JABARONLINE.COM - Pemerintah Kabupaten (Pemkab) Bangkalan mengambil kebijakan yang cukup mengejutkan dengan mewajibkan seluruh jajaran Aparatur Sipil Negara (ASN) untuk datang ke kantor menggunakan moda transportasi sepeda. Kebijakan ini mencakup penggunaan sepeda angin maupun sepeda ontel tradisional.

Langkah ini diambil sebagai respons cepat dan terukur terhadap kondisi energi global yang saat ini sedang mengalami ketidakpastian signifikan. Ketidakpastian ini dikhawatirkan akan membawa dampak langsung ke pasar domestik.

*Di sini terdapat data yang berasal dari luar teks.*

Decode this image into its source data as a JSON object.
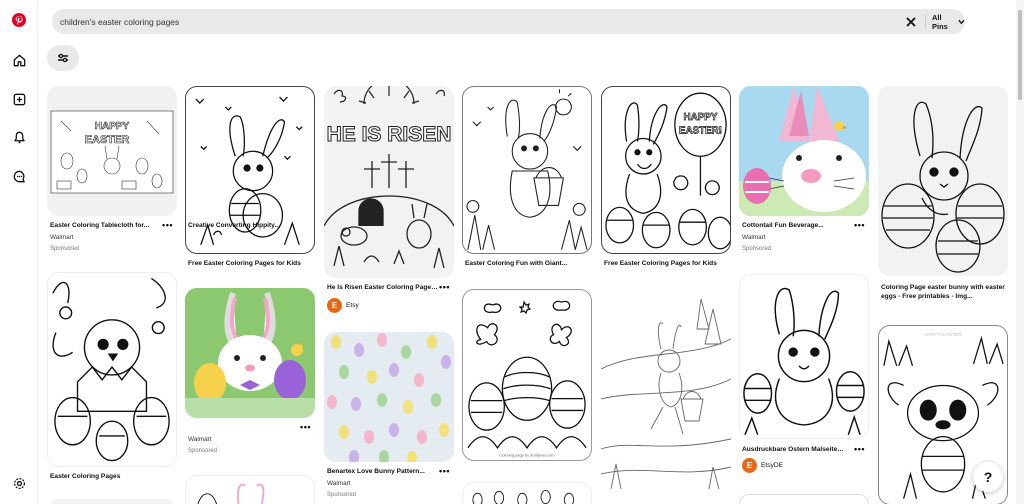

Kebijakan radikal ini diklaim oleh Pemkab Bangkalan sebagai sebuah strategi penghematan energi yang harus segera diimplementasikan di tingkat daerah. Tujuannya adalah memitigasi potensi dampak dari lonjakan harga Bahan Bakar Minyak (BBM) yang mungkin terjadi.

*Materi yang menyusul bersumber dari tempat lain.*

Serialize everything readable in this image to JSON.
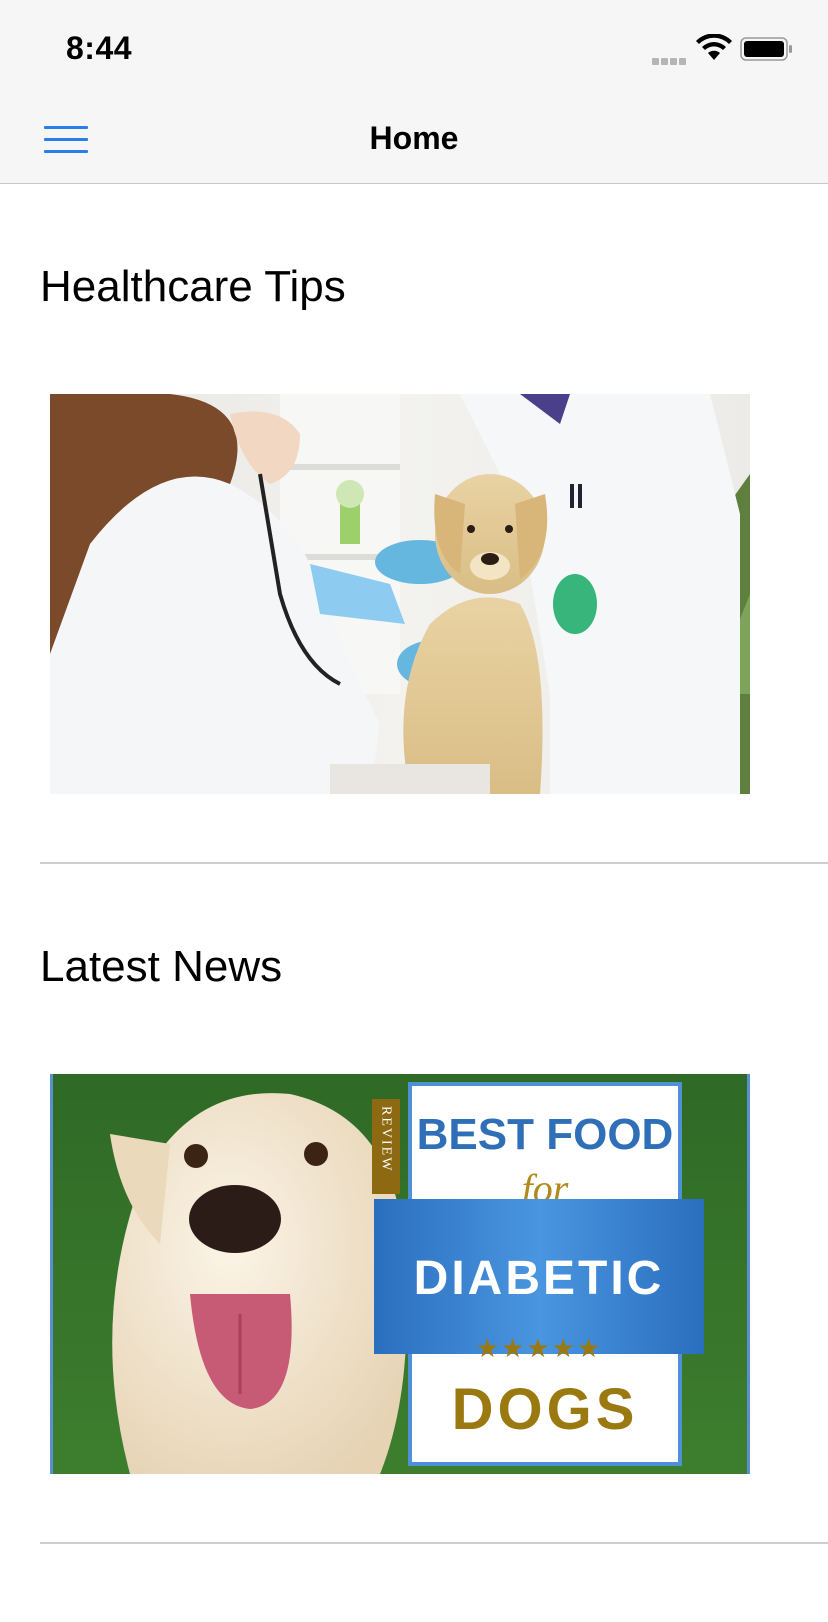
{
  "status": {
    "time": "8:44"
  },
  "nav": {
    "title": "Home"
  },
  "sections": [
    {
      "title": "Healthcare Tips"
    },
    {
      "title": "Latest News",
      "banner": {
        "line1": "BEST FOOD",
        "line2": "for",
        "line3": "DIABETIC",
        "line4": "DOGS",
        "tag": "REVIEW",
        "rating": "★★★★★"
      }
    }
  ],
  "colors": {
    "accent": "#2a7ee8",
    "banner_blue": "#2f7fd0",
    "banner_gold": "#9a7a10"
  }
}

Langkah ini secara spesifik dirancang untuk mengurangi ketergantungan penggunaan kendaraan bermotor di lingkungan perkantoran pemerintah daerah. Hal ini diharapkan dapat memberikan kontribusi nyata dalam upaya konservasi energi.

Dilansir dari BISNISMARKET.COM, kebijakan ini merupakan langkah proaktif dari Pemkab Bangkalan dalam menghadapi tantangan ekonomi makro yang dipicu oleh isu energi global. Pemerintah daerah ingin menunjukkan keseriusan dalam efisiensi anggaran operasional.

"Pemerintah Kabupaten (Pemkab) Bangkalan mengambil langkah tak terduga dengan mewajibkan seluruh jajaran aparatur sipil negara (ASN) untuk berangkat menuju kantor menggunakan sepeda, baik sepeda angin maupun sepeda ontel," demikian inti dari instruksi yang dikeluarkan oleh Pemkab Bangkalan.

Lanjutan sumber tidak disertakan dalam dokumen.